Hang onto your hats, sunny girls and boys.

A bit of sun feels good – but don’t get too much.

Today, we’re more aware than ever of the dangers of sun exposure. Just a few decades ago, perhaps when you were a kid, ‘sun cream’ was just sun cream. There was no protection factor. If anything, its purpose was to make you ‘tan’ faster.

Way back in the old days, in 17th Century Europe, a pale complexion was considered an indication of high status, because it suggested a life of indoor luxury as opposed to outdoor manual labour. (Perhaps that’s why the powdery white faces of that era were so popular?)

But from the mid 20th century, a golden tan became the ultimate status symbol for fair-skinned people.  Thankfully that’s changed, and we now appreciate the beauty of all skin tones, from milky white to mahogany.

However, it’s not just paler skins that are at risk.

This message from   “It is important to take note of the fact that everyone, regardless of racial or ethnic group, is at risk of getting skin cancer. Although people with darker skins are less susceptible, because their skin contains more natural melanin that protects against sun damage, everyone is at risk from the harsh African sun.

A serious case of blistering sunburn in childhood increases your risk of skin cancer later in life, so take extra care of children when they’re out in the sun.

We all want to get a bit of sun – but take care out there, and keep well covered.

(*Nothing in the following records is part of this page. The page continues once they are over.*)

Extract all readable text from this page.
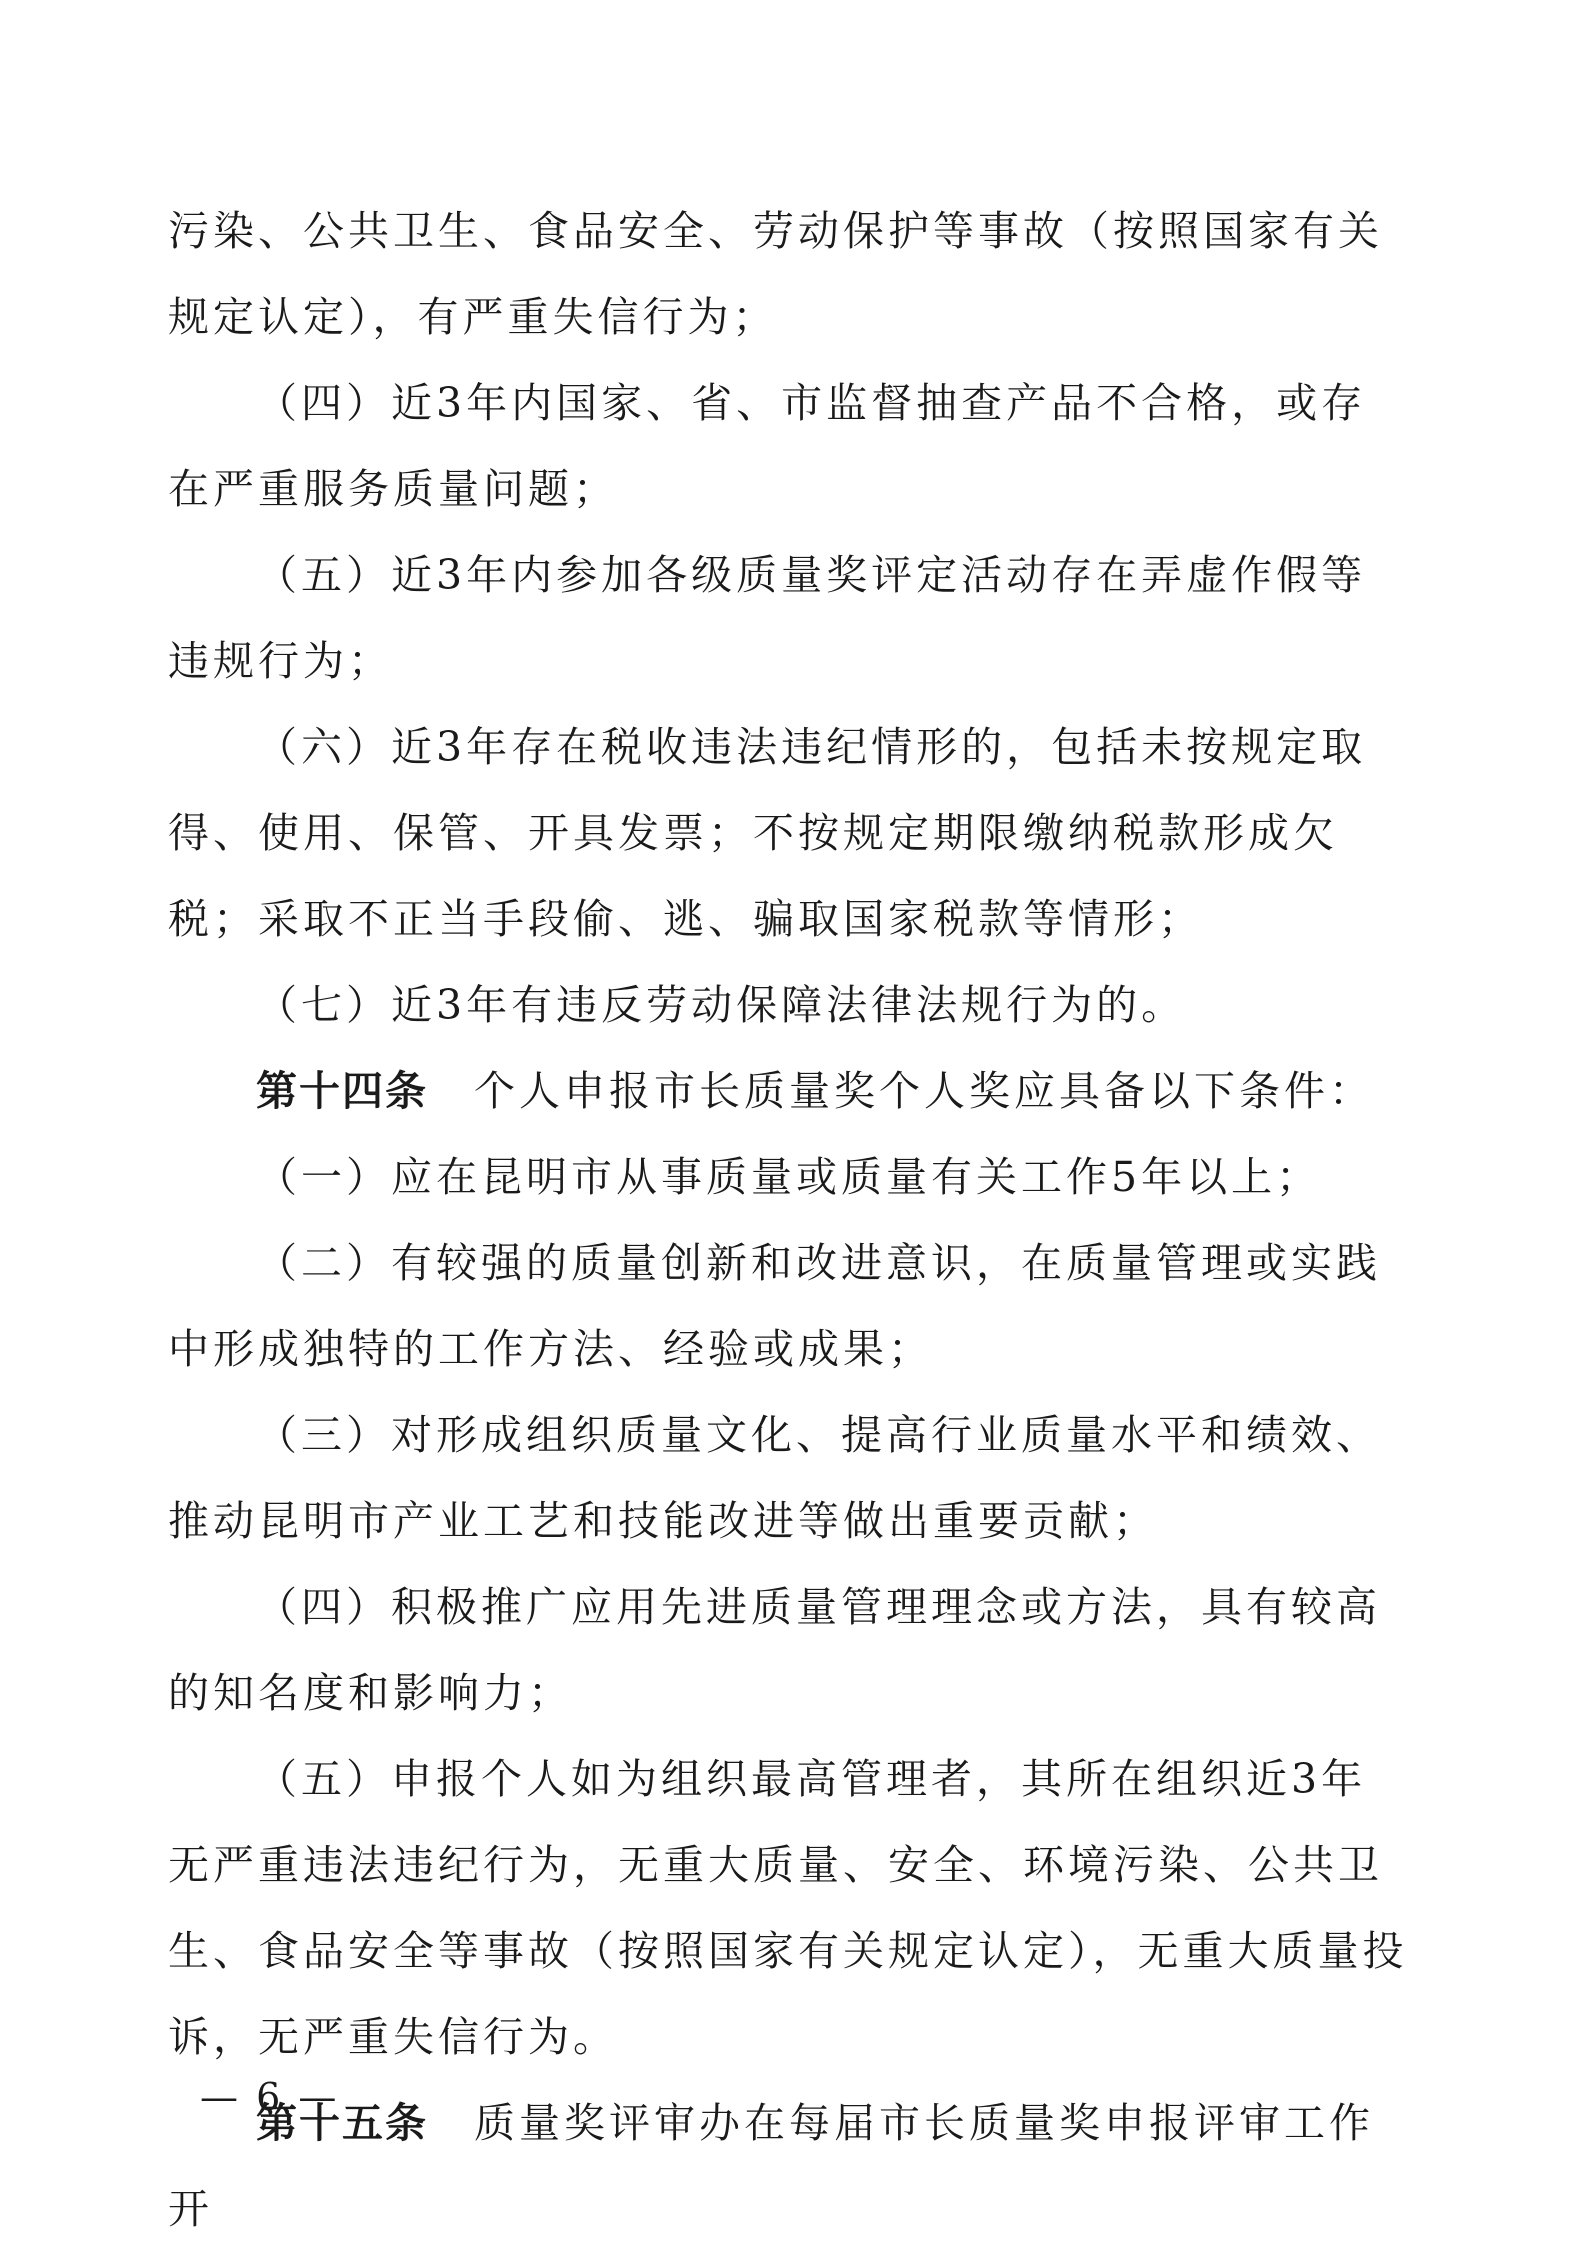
污染、公共卫生、食品安全、劳动保护等事故（按照国家有关规定认定），有严重失信行为；

（四）近3年内国家、省、市监督抽查产品不合格，或存在严重服务质量问题；

（五）近3年内参加各级质量奖评定活动存在弄虚作假等违规行为；

（六）近3年存在税收违法违纪情形的，包括未按规定取得、使用、保管、开具发票；不按规定期限缴纳税款形成欠税；采取不正当手段偷、逃、骗取国家税款等情形；

（七）近3年有违反劳动保障法律法规行为的。

第十四条 个人申报市长质量奖个人奖应具备以下条件：

（一）应在昆明市从事质量或质量有关工作5年以上；

（二）有较强的质量创新和改进意识，在质量管理或实践中形成独特的工作方法、经验或成果；

（三）对形成组织质量文化、提高行业质量水平和绩效、推动昆明市产业工艺和技能改进等做出重要贡献；

（四）积极推广应用先进质量管理理念或方法，具有较高的知名度和影响力；

（五）申报个人如为组织最高管理者，其所在组织近3年无严重违法违纪行为，无重大质量、安全、环境污染、公共卫生、食品安全等事故（按照国家有关规定认定），无重大质量投诉，无严重失信行为。

第十五条 质量奖评审办在每届市长质量奖申报评审工作开

— 6 —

So here are just a few reminders:

You’re not safe in the shade. Even under an umbrella, use a sunblock – and a hat.
Don’t get sun exposure between 10am and 2pm – and always use an SFP of 30 or higher.

Imagine if everyone in South Africa stuck to that rule. It’s hard to imagine deserted summer beaches at midday.

Dermatologists have also warned us not to assume that sunscreen will provide total protection, even those with an S.P.F. rating of 30 or higher. Apparently most of us are not using  enough use sunscreen to stay safe, and we don’t reapply it often enough.

Just stay out of the sun, they say, especially around midday and keep your skin under cover  when you absolutely have to be in the sun.

We all want to get a bit of sun – but take care out there, and keep well covered.